Professor Carolyn Hamilton
Professor Carolyn Hamilton
In the 1980s, at the beginning of my academic life, I attempted a thesis on power and authority in the Zulu kingdom under Shaka. It was well received, but I came away from the exercise concerned about my sources and the complex entanglements in which they were involved.
I spent the next ten years of my research life probing those entanglements and published Terrific Majesty: The Powers of Shaka Zulu and the Limits of Invention (Harvard University Press) in 1998. At the time South African Marxist historian reviewers rued what they regarded as my turn to ‘postmodernism’. This surprised me since the book was an attempt to understand the complex interplay over time of political, academic and public discourses and practices that shaped, and were shaped, by the archives used in my original thesis. Terrific Majesty was an enquiry into the making of the archive of Shakan times. I regarded it as a prudent methodological prerequisite to trying to write about the early Zulu kingdom. It was, if anything, a bit prissy and conservative in its historical concern, rather than redolent in postmodern excess.
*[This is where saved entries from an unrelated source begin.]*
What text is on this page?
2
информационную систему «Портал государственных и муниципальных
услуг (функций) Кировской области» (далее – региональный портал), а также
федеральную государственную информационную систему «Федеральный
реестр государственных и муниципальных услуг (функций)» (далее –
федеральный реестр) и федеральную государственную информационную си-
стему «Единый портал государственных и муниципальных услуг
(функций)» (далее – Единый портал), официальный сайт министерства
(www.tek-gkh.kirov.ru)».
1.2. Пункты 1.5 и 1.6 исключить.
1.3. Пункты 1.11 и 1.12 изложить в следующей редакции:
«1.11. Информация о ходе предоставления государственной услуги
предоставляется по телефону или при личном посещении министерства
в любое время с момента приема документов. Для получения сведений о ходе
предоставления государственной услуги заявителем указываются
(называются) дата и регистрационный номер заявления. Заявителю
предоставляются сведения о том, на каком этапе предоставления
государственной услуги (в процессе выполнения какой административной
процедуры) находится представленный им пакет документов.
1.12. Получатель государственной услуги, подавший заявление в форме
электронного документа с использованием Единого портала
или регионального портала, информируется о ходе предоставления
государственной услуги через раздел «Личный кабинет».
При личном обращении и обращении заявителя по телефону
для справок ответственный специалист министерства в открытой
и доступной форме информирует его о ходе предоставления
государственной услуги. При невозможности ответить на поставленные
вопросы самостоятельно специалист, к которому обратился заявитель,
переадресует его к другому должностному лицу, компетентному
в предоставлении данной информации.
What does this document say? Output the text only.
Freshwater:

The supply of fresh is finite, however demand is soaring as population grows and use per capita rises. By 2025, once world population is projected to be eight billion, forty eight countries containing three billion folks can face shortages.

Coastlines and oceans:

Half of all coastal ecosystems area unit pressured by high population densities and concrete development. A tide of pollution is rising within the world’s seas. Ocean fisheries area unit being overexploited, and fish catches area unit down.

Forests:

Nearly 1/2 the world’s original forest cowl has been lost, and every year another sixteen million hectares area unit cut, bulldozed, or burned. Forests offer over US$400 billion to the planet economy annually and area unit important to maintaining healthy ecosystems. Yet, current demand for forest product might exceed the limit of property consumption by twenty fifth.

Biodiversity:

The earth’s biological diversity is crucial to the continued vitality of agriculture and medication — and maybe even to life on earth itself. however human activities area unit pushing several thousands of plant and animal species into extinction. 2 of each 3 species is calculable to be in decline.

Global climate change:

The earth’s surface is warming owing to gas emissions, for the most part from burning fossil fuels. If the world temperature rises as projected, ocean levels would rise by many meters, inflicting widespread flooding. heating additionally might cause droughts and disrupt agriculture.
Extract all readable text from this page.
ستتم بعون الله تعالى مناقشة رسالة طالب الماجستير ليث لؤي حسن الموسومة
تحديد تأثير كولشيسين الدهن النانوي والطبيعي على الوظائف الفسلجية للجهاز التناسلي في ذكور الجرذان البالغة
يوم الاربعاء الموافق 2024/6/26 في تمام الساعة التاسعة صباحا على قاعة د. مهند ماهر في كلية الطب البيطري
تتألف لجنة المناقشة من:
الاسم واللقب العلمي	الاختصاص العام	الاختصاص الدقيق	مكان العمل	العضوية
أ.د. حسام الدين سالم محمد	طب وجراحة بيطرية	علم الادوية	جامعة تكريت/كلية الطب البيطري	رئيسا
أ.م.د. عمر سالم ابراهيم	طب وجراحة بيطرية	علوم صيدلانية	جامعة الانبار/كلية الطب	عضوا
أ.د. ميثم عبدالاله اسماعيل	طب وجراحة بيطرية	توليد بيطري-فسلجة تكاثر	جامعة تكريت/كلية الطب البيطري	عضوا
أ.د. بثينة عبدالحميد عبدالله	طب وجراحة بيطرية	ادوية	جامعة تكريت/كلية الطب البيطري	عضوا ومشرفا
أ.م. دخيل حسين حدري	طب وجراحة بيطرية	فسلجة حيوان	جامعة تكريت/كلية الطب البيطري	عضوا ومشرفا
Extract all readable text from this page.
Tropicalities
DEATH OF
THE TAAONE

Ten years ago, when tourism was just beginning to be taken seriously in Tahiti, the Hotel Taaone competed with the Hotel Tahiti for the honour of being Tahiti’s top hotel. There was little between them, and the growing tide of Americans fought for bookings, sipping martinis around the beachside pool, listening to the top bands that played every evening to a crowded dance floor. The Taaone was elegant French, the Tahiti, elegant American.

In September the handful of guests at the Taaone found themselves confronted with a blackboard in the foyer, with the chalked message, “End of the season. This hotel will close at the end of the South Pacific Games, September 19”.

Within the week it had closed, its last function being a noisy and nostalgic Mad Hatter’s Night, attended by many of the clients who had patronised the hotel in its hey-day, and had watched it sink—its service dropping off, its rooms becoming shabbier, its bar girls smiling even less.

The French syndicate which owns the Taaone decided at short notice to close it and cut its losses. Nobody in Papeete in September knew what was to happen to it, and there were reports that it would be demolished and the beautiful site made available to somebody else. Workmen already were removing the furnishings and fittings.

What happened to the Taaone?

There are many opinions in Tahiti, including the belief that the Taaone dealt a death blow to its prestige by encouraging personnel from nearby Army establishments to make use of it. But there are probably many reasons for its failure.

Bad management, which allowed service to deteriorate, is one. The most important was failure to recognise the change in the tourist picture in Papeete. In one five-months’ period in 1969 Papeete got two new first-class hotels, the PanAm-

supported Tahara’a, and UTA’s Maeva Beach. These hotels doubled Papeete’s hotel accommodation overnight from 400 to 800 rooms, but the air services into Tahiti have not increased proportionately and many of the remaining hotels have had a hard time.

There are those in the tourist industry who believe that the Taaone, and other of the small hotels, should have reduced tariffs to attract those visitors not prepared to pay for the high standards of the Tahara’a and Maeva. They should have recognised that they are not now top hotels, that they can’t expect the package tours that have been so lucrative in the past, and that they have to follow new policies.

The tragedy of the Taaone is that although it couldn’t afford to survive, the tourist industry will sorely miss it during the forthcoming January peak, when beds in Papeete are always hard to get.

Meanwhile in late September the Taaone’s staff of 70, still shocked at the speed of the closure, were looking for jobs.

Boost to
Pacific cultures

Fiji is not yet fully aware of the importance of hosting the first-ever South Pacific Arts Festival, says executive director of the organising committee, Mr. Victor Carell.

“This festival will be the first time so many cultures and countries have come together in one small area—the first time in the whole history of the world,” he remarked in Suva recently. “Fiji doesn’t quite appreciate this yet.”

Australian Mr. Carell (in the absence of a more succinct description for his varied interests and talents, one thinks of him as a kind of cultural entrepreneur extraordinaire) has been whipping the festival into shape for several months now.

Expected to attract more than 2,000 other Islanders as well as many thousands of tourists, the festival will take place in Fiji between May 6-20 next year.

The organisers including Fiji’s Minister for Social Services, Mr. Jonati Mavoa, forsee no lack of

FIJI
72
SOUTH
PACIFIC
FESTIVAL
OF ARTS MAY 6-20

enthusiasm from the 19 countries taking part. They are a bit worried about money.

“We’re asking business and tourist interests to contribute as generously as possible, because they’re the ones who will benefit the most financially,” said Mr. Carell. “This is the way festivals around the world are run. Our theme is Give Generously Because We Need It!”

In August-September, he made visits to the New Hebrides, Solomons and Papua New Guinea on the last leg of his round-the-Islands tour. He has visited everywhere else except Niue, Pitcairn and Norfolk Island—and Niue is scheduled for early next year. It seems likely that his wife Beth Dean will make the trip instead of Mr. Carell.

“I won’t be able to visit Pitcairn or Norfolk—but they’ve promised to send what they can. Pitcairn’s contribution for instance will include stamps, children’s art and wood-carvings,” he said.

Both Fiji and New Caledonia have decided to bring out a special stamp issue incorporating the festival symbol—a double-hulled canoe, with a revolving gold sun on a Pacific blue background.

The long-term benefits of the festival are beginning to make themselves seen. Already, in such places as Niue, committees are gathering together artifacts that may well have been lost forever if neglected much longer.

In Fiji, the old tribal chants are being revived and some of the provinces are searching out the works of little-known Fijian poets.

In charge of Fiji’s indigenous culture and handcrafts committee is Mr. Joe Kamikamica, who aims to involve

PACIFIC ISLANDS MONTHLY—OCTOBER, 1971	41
I felt reasonably sure that I knew enough about political and academic discourses and practices to explore those aspects of my concern. After all, I had a large body of research by other scholars to help me there. But the notions of 'archive' and 'public' were, at the time, less well served by existing scholarly analysis. They became increasingly strange to me and I became uncertain about them, in the way that anthropologists do about such things. (And by then I had come to value anthropological perspectives on the taken-for-granted.) 'Archive' and 'public' thus became the focus of the next series of projects which I initiated: the five year-long Constitution of Public Intellectual Life Research Project, its ongoing successor forum, the Public Life of Ideas Network, the Refiguring the Archive exercise, and its yet ongoing successor, the Research Initiative in Archive & Public Culture.
Sometime shortly I hope to feel sure enough about what has happened to 'the sources' to launch into public life those bits of the original thesis from the 1980s which yet remain unpublished. Scholarly work can be a slow business!
I have had the good fortune to worry about sources, archives, the public life of ideas and many other things in the company of boldly inquiring and imaginative graduate students, from across a range of disciplines. The challenges they offer me, and that they face in pursuit of their ideas, have prompted me to think a great deal about the nature of research development, especially in a transitional context like contemporary South Africa. Issues concerning research development and post-graduate pedagogy are increasingly of as much concern to me as the troublesome entanglements that I have researched.
I first entered university in 1976, baptised into the world of politics in a time of student and worker activism, Yeoville communes, and the dangerous lives of exiles in places like Swaziland. An activist disposition developed then remains with me, realised in the APC Research Initiative most obviously through my nurturing of the Archival Platform intervention, in partnership with the Nelson Mandela Foundation (see www.archivalplatform.org).